We are planning to FINALLY start putting money away January 1st 2016 towards our retirement. Not exactly sure what we are going to do quite yet but we'll have around $10,000.00 to get started and should be contributing another $25,000 in 2016. That is the goal right for next year. But the long-term goal is to retire in our late 40's (we have around 15-19 years to complete this goal).

But we are not 100% on where we should start. We have a TD Ameritrade taxable account right now but not sure if we should go with: ETF's, Dividend Stocks, or just let a company manage the money.

We are not sure where to start but I will for sure be asking/reading around as we prepare for our new financial plunge. Any information would be great!

But here is my first post, my introduction! haha

Any input would be great! Thanks in advance!

Midpack 11-22-2015 06:51 PM

Welcome aboard. You're not late, many here started later and retired early successful. And there are a lot of unavoidable expenses in your 20's while you're getting established. To retire in 18 years or less, you'll have save a lot, spend less in retirement or both. The same trade off everyone faces...

Nodak 11-22-2015 08:19 PM

Welcome. I started a couple of years later than you.

growerVon 11-22-2015 09:37 PM

Welcome to the board, Pizza!
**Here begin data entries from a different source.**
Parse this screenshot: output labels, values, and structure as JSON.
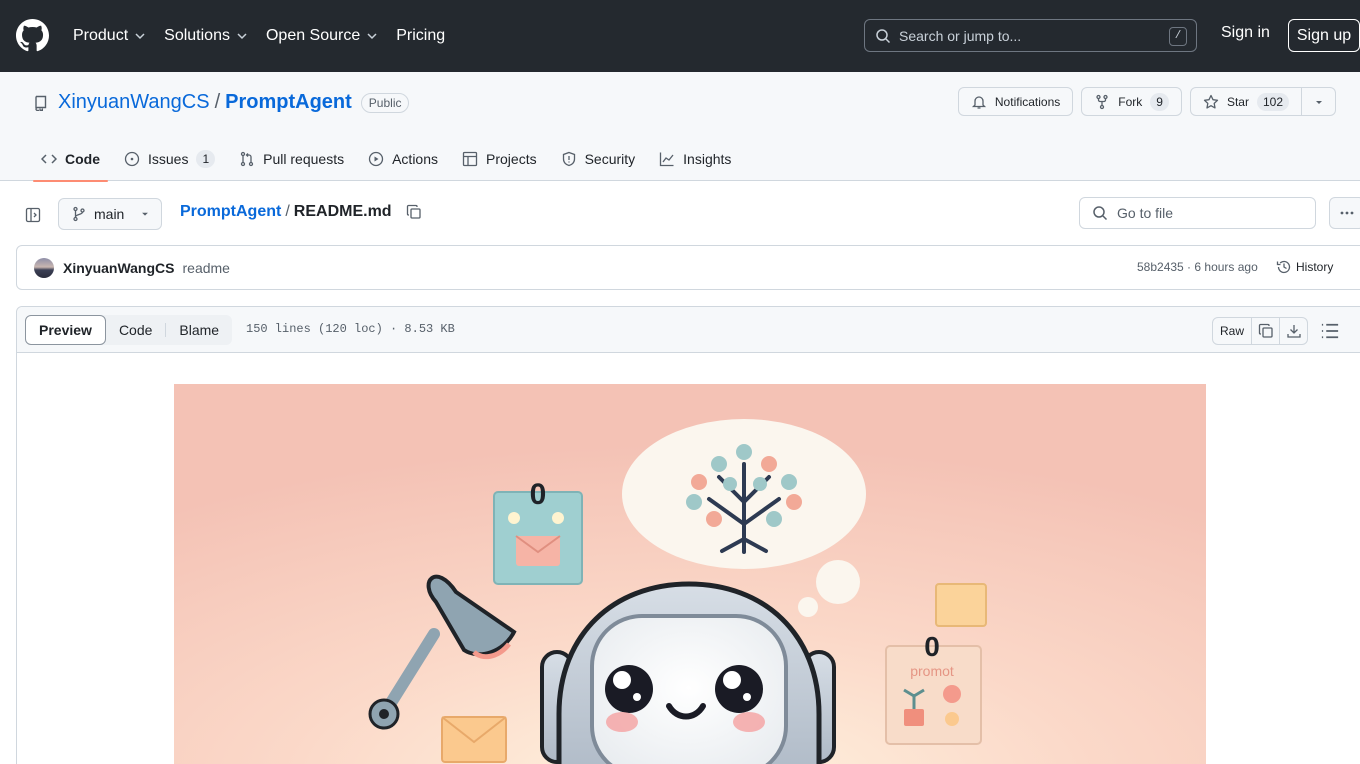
{
  "header": {
    "nav": [
      {
        "label": "Product",
        "dropdown": true
      },
      {
        "label": "Solutions",
        "dropdown": true
      },
      {
        "label": "Open Source",
        "dropdown": true
      },
      {
        "label": "Pricing",
        "dropdown": false
      }
    ],
    "search_placeholder": "Search or jump to...",
    "search_shortcut": "/",
    "sign_in": "Sign in",
    "sign_up": "Sign up"
  },
  "repo": {
    "owner": "XinyuanWangCS",
    "separator": "/",
    "name": "PromptAgent",
    "visibility": "Public",
    "notifications_label": "Notifications",
    "fork_label": "Fork",
    "fork_count": "9",
    "star_label": "Star",
    "star_count": "102"
  },
  "tabs": [
    {
      "label": "Code",
      "icon": "code-icon",
      "active": true
    },
    {
      "label": "Issues",
      "icon": "issue-icon",
      "count": "1"
    },
    {
      "label": "Pull requests",
      "icon": "pull-request-icon"
    },
    {
      "label": "Actions",
      "icon": "play-icon"
    },
    {
      "label": "Projects",
      "icon": "table-icon"
    },
    {
      "label": "Security",
      "icon": "shield-icon"
    },
    {
      "label": "Insights",
      "icon": "graph-icon"
    }
  ],
  "file_nav": {
    "branch": "main",
    "breadcrumb_repo": "PromptAgent",
    "breadcrumb_sep": "/",
    "file_name": "README.md",
    "goto_placeholder": "Go to file"
  },
  "commit": {
    "author": "XinyuanWangCS",
    "message": "readme",
    "meta": "58b2435 · 6 hours ago",
    "history_label": "History"
  },
  "viewer": {
    "modes": [
      "Preview",
      "Code",
      "Blame"
    ],
    "active_mode": "Preview",
    "file_info": "150 lines (120 loc) · 8.53 KB",
    "raw_label": "Raw"
  },
  "readme_image": {
    "calendar_left_digit": "0",
    "calendar_right_digit": "0",
    "note_text": "promot"
  },
  "colors": {
    "header_bg": "#24292f",
    "link": "#0969da",
    "active_tab_underline": "#fd8c73",
    "image_bg": "#f4c4b8"
  }
}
You'll find lots of great threads and topics here. For some structured guidance, check out the Bogleheads wiki: https://www.bogleheads.org/wiki/Bogl...ent_philosophy

Cheers!

jerome len 11-23-2015 07:13 AM

Do you have a 401k available? If not you should start a IRA. Go cheap and learn how to manage your own money.....look at ETF and index funds..... the cost of others managing your money comes directly out of your pocket. Vanguard is where I would start.....get some education....you need to learn a balance between stocks and bonds. It's all on the internet.....someone suggested Bogle......do it. After you have saved during the next year or two, your options, having 35k will be far better. Just save....save.....learn.....and you'll accomplish your goals.
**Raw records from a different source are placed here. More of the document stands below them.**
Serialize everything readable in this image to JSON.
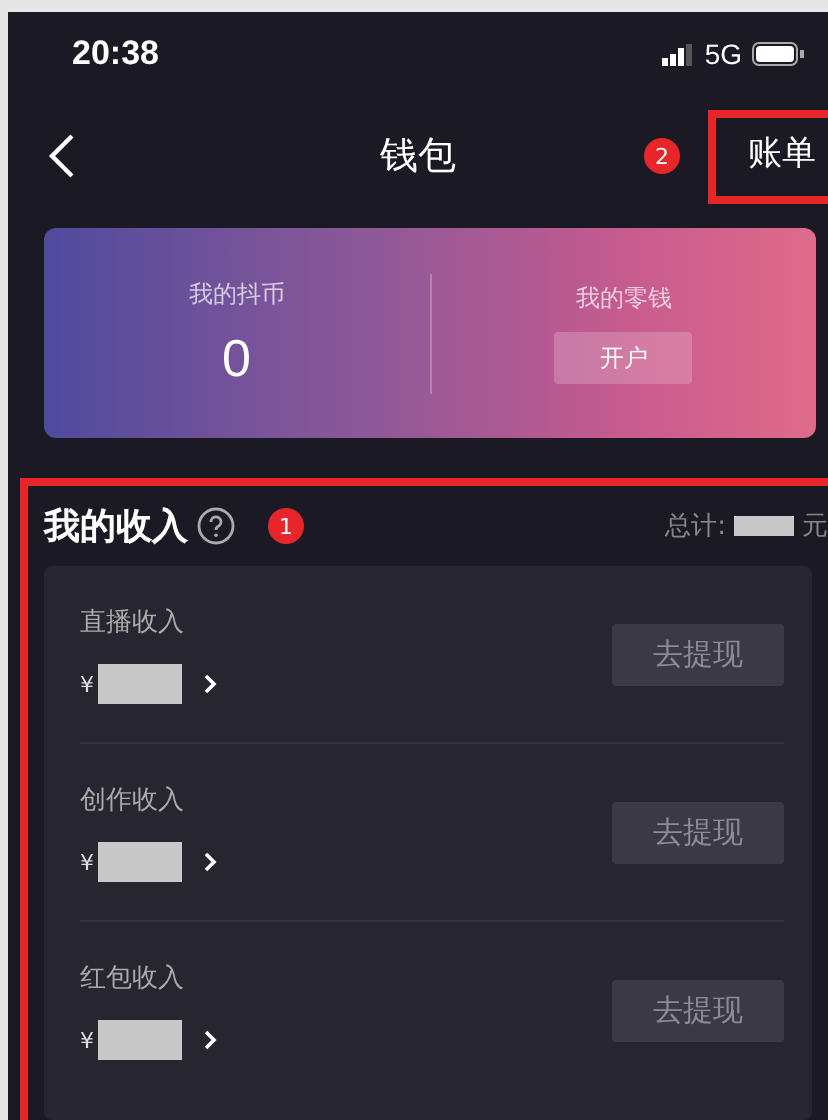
{
  "status_bar": {
    "time": "20:38",
    "network": "5G"
  },
  "header": {
    "title": "钱包",
    "bills": {
      "label": "账单",
      "highlighted": true,
      "badge": "2"
    }
  },
  "balance_card": {
    "coins": {
      "label": "我的抖币",
      "value": "0"
    },
    "change": {
      "label": "我的零钱",
      "button": "开户"
    }
  },
  "income": {
    "title": "我的收入",
    "highlighted": true,
    "badge": "1",
    "total_label": "总计:",
    "total_unit": "元",
    "rows": [
      {
        "label": "直播收入",
        "currency": "¥",
        "button": "去提现"
      },
      {
        "label": "创作收入",
        "currency": "¥",
        "button": "去提现"
      },
      {
        "label": "红包收入",
        "currency": "¥",
        "button": "去提现"
      }
    ]
  }
}
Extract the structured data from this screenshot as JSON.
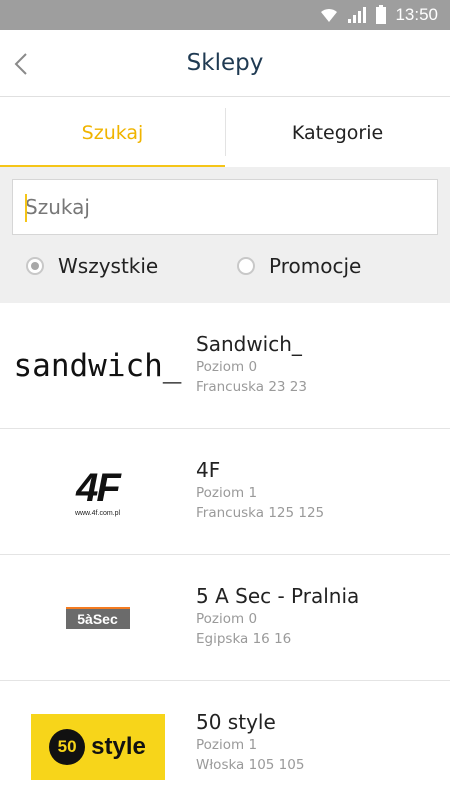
{
  "status_bar": {
    "time": "13:50"
  },
  "app_bar": {
    "title": "Sklepy"
  },
  "tabs": [
    {
      "label": "Szukaj",
      "active": true
    },
    {
      "label": "Kategorie",
      "active": false
    }
  ],
  "search": {
    "placeholder": "Szukaj",
    "value": ""
  },
  "filters": [
    {
      "label": "Wszystkie",
      "checked": true
    },
    {
      "label": "Promocje",
      "checked": false
    }
  ],
  "stores": [
    {
      "name": "Sandwich_",
      "level": "Poziom 0",
      "address": "Francuska 23 23",
      "logo_text": "sandwich_"
    },
    {
      "name": "4F",
      "level": "Poziom 1",
      "address": "Francuska 125 125",
      "logo_text": "4F",
      "logo_subtext": "www.4f.com.pl"
    },
    {
      "name": "5 A Sec - Pralnia",
      "level": "Poziom 0",
      "address": "Egipska 16 16",
      "logo_text": "5àSec"
    },
    {
      "name": "50 style",
      "level": "Poziom 1",
      "address": "Włoska 105 105",
      "logo_number": "50",
      "logo_text": "style"
    }
  ],
  "colors": {
    "accent": "#f5c518",
    "status_bar": "#9e9e9e",
    "title": "#1f3a52",
    "filter_bg": "#efefef"
  }
}
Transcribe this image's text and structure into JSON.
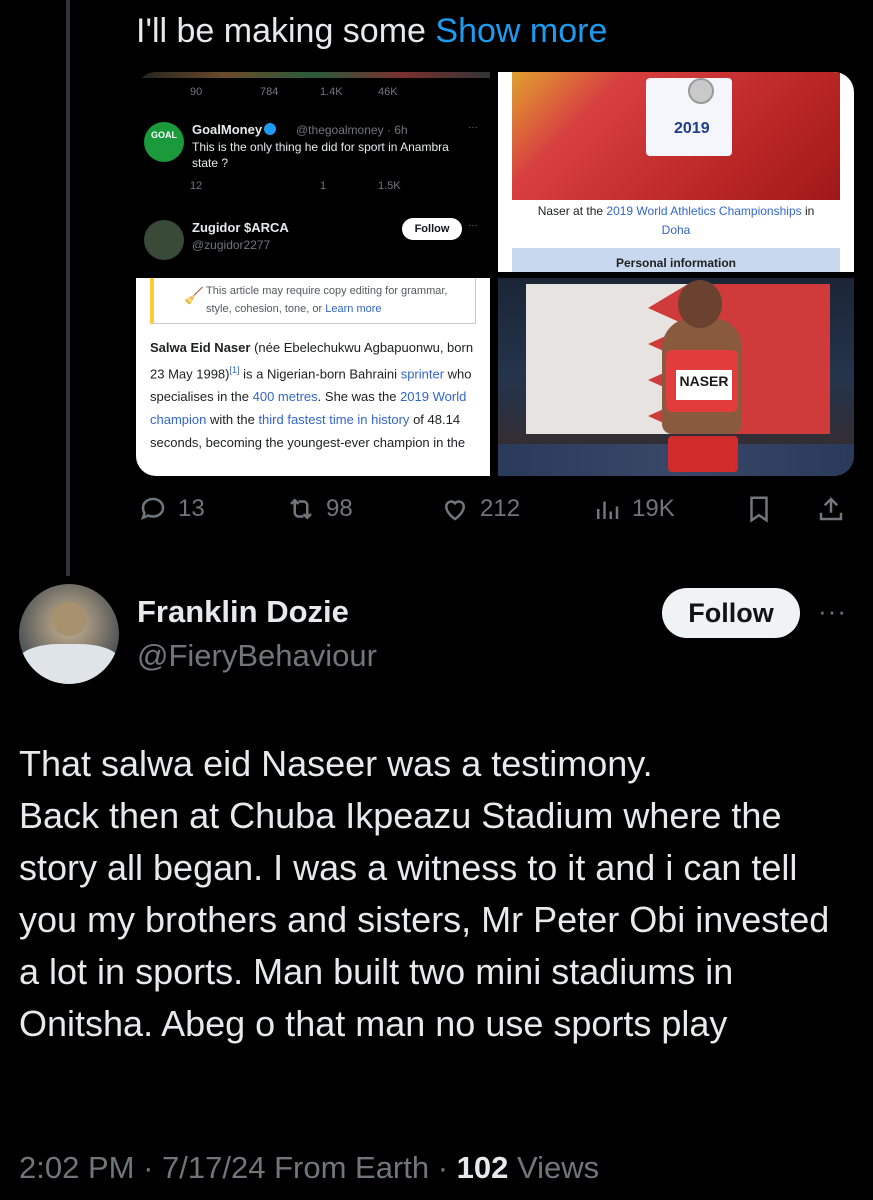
{
  "quoted_tweet": {
    "truncated_text": "I'll be making some",
    "show_more_label": "Show more",
    "media": {
      "nested_screenshot": {
        "top_stats": [
          "90",
          "784",
          "1.4K",
          "46K"
        ],
        "goalmoney": {
          "name": "GoalMoney",
          "handle": "@thegoalmoney",
          "time": "6h",
          "avatar_text": "GOAL",
          "text": "This is the only thing he did for sport in Anambra state ?",
          "stats": [
            "12",
            "",
            "1",
            "1.5K"
          ]
        },
        "zugidor": {
          "name": "Zugidor $ARCA",
          "handle": "@zugidor2277",
          "follow_label": "Follow"
        },
        "dots": "···"
      },
      "wiki_caption": {
        "bib_text": "2019",
        "caption_prefix": "Naser at the",
        "caption_link": "2019 World Athletics Championships",
        "caption_mid": "in",
        "caption_link2": "Doha",
        "personal_info": "Personal information"
      },
      "wiki_article": {
        "notice_text": "This article may require copy editing for grammar, style, cohesion, tone, or",
        "learn_more": "Learn more",
        "name_bold": "Salwa Eid Naser",
        "t1": "(née Ebelechukwu Agbapuonwu, born 23 May 1998)",
        "ref": "[1]",
        "t2": "is a Nigerian-born Bahraini",
        "link_sprinter": "sprinter",
        "t3": "who specialises in the",
        "link_400": "400 metres",
        "t4": ". She was the",
        "link_champion": "2019 World champion",
        "t5": "with the",
        "link_fastest": "third fastest time in history",
        "t6": "of 48.14 seconds, becoming the youngest-ever champion in the"
      },
      "athlete_photo": {
        "bib_text": "NASER"
      }
    },
    "actions": {
      "replies": "13",
      "reposts": "98",
      "likes": "212",
      "views": "19K"
    }
  },
  "reply": {
    "name": "Franklin Dozie",
    "handle": "@FieryBehaviour",
    "follow_label": "Follow",
    "more_label": "···",
    "text": "That salwa eid Naseer was a testimony.\nBack then at Chuba Ikpeazu Stadium where the story all began. I was a witness to it and i can tell you my brothers and sisters, Mr Peter Obi invested a lot in sports. Man built two mini stadiums in Onitsha. Abeg o that man no use sports play",
    "time": "2:02 PM",
    "date": "7/17/24",
    "source": "From Earth",
    "views_count": "102",
    "views_label": "Views"
  }
}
Katiek 11-23-2015 09:00 AM

Welcome! I echo the advice from people earlier in the thread - watch the fees on your investments carefully. Over decades, even a small fee difference can really add up.

Walt34 11-23-2015 03:37 PM

Welcome!

Suggested reading:

Millionaire Teacher by Andrew Hallam

A Random Walk Down Wall Street by Burton G. Malkiel

Your Money & Your Brain by Jason Zweig

The Millionaire Next Door by Thomas J. Stanley and William D. Danko It is a bit dated but it is a classic for a reason.
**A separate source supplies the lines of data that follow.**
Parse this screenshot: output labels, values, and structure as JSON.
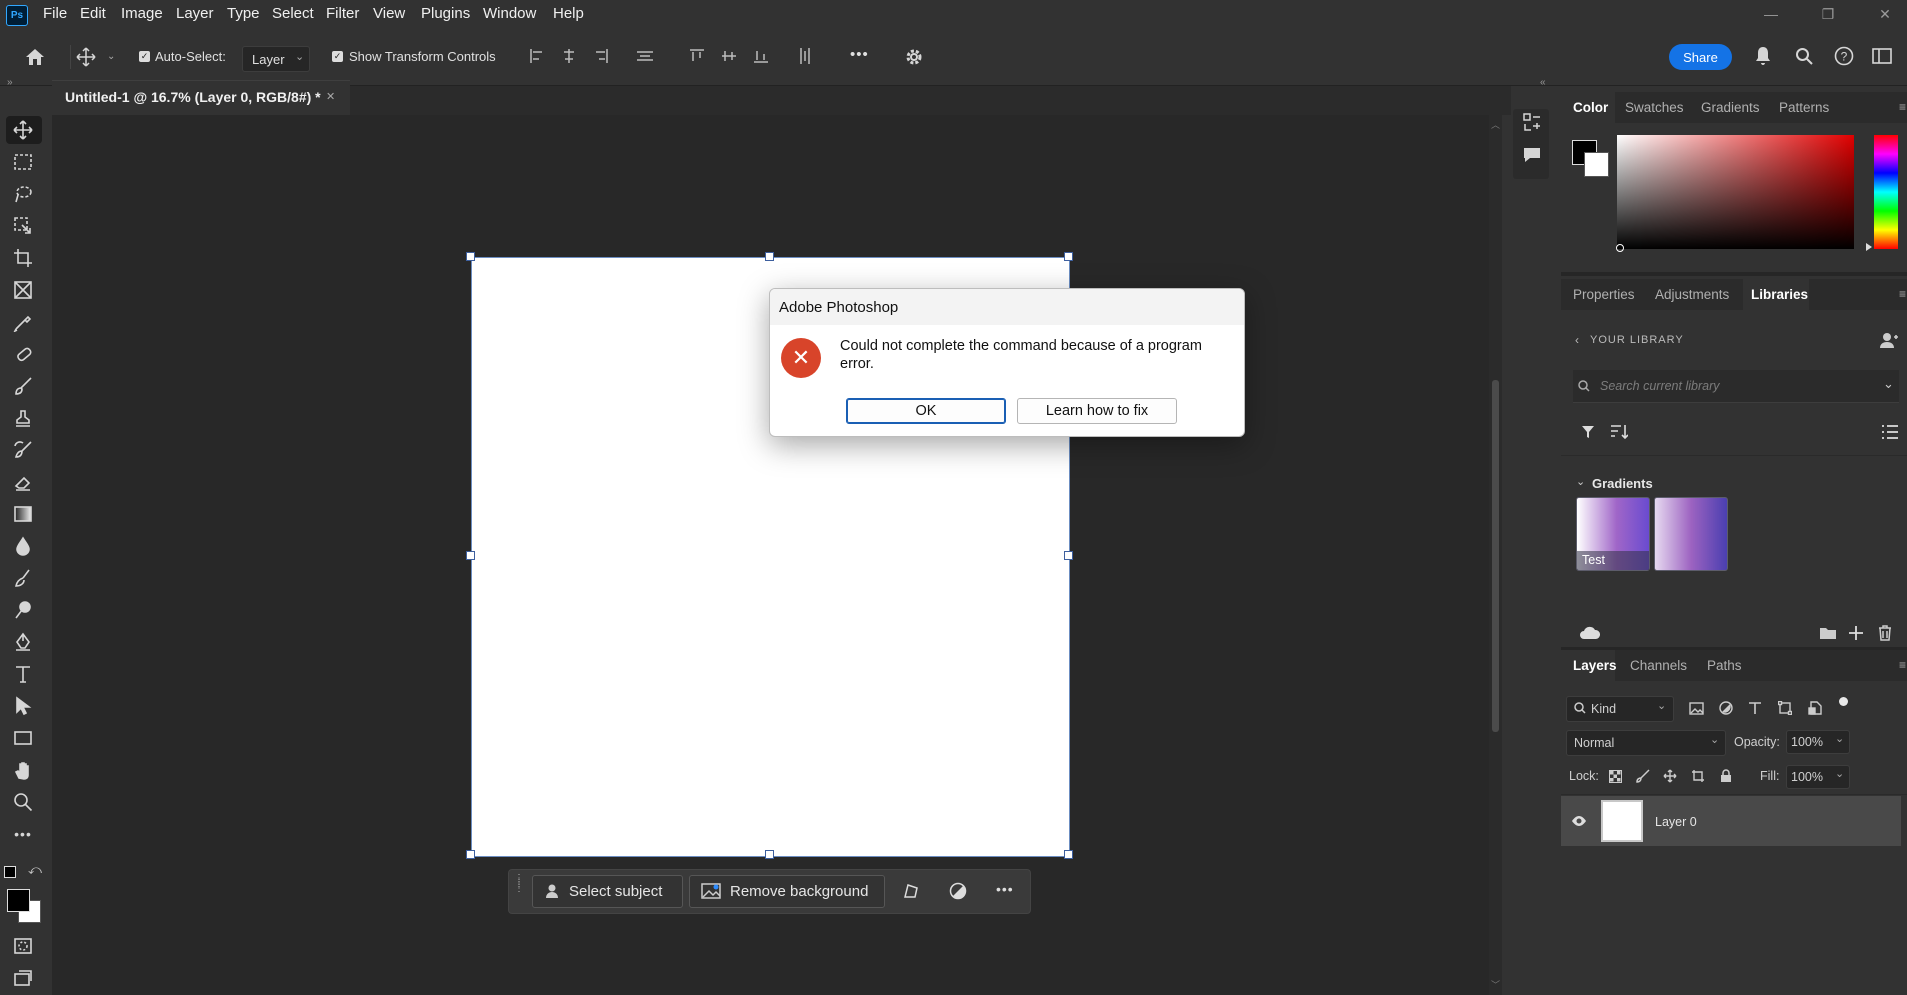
{
  "app": {
    "logo_text": "Ps"
  },
  "menu": [
    "File",
    "Edit",
    "Image",
    "Layer",
    "Type",
    "Select",
    "Filter",
    "View",
    "Plugins",
    "Window",
    "Help"
  ],
  "window_controls": {
    "minimize": "—",
    "restore": "❐",
    "close": "✕"
  },
  "options_bar": {
    "auto_select_label": "Auto-Select:",
    "auto_select_target": "Layer",
    "show_transform_label": "Show Transform Controls",
    "more_label": "•••",
    "share_label": "Share"
  },
  "document_tab": {
    "title": "Untitled-1 @ 16.7% (Layer 0, RGB/8#) *",
    "close": "✕"
  },
  "dialog": {
    "title": "Adobe Photoshop",
    "message": "Could not complete the command because of a program error.",
    "ok_label": "OK",
    "learn_label": "Learn how to fix"
  },
  "context_bar": {
    "select_subject": "Select subject",
    "remove_background": "Remove background",
    "more": "•••"
  },
  "color_panel": {
    "tabs": [
      "Color",
      "Swatches",
      "Gradients",
      "Patterns"
    ],
    "active_tab": "Color",
    "foreground": "#000000",
    "background": "#ffffff"
  },
  "libraries_panel": {
    "tabs": [
      "Properties",
      "Adjustments",
      "Libraries"
    ],
    "active_tab": "Libraries",
    "back_label": "YOUR LIBRARY",
    "search_placeholder": "Search current library",
    "section": "Gradients",
    "items": [
      {
        "label": "Test"
      },
      {
        "label": ""
      }
    ]
  },
  "layers_panel": {
    "tabs": [
      "Layers",
      "Channels",
      "Paths"
    ],
    "active_tab": "Layers",
    "kind_label": "Kind",
    "blend_mode": "Normal",
    "opacity_label": "Opacity:",
    "opacity_value": "100%",
    "lock_label": "Lock:",
    "fill_label": "Fill:",
    "fill_value": "100%",
    "layers": [
      {
        "name": "Layer 0",
        "visible": true
      }
    ]
  }
}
Predictably Irrational by Dan Ariel

How a Second Grader Beats Wall Street by Alan S. Roth

Suggest you start with Millionaire Teacher and How a Second Grader Beats Wall Street. Both are great for new investors and emphasize the importance of keeping fees low over time. That makes a huge difference in what you get to keep.

If you don't do anything else then at least open a target date fund at Vanguard and contribute a lot regularly.

Davis65 11-23-2015 05:06 PM

The best time to plant a tree is ten years ago.

The second best time is today.

hnzw_rui 11-23-2015 07:18 PM

Since you're self-employed, aside from the IRA, I believe you're also eligible for a Solo 401k. That should allow you to shelter more pre-tax dollars.

Since you plan to retire in your 40s, don't forget to save a significant chunk in taxable accounts and maybe Roth, too.

PizzaMoney 11-26-2015 11:52 PM

Thanks so much for all the positive comments & tips! I'm excited for this journey and excited to watch others do the same. Thanks again!